Le pilote franco-suisse Romain Grosjean, patron du syndicat (Grand Prix Drivers' Association), avait défendu une position non moins conservatrice: «Il faut essayer de comprendre ce qu’il s’est passé. Mais encore une fois, tu peux écrire tous les scénarios de la terre, il y en aura toujours un que tu n’as pas prévu. Et puis, si ce sport est aussi attrayant, c’est parce qu’il y a une notion de danger.»
Un an plus tard, Romain Grosjean s'extirpait miraculeusement d'une voiture en feu, coupée en deux et inondée d'essence.
Sur deux ou quatre roues, les pilotes entretiennent un rapport filial à la bravoure, jusqu'à une certaine vulgarité de la sécurité. «Le décès de Jason Dupasquier va créer un choc... pendant un petit moment, prédit Klaus Zaugg. Ceux qui mettront du temps à oublier finiront par tout arrêter. La moto n'est pas différente de nos sociétés occidentales: avant, les vieux qui tombaient malades restaient dans leur lit jusqu'à leur mort. Aujourd'hui, on les place immédiatement dans des homes. On ne veut pas voir. On ne veut pas penser à ce qui, potentiellement, peut nous arriver.»

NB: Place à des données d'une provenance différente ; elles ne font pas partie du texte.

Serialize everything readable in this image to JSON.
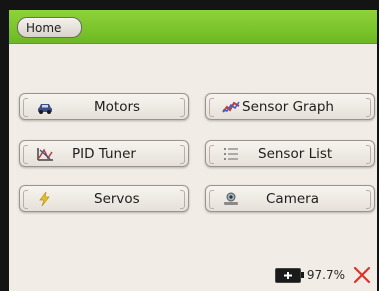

Klaus Zaugg cite un cas concret: «Dans les années 90, il y avait une rivalité légendaire entre Wayne Rainey et Kevin Schwantz. Rainey avait un talent hors norme, il était pratiquement intouchable. Mais en 1993, il a eu un grave accident. Il est resté paralysé. Schwantz a remporté son seul titre, le premier et le dernier. L'année d'après, il est rentré du GP du Japon avec Rainey, dans le même avion. En voyant son ami juste à côté de lui, dans sa chaise roulante, il a réellement pris conscience du danger. Ce n'était plus une notion abstraite. Il a mis un terme à sa carrière quelques semaines plus tard.»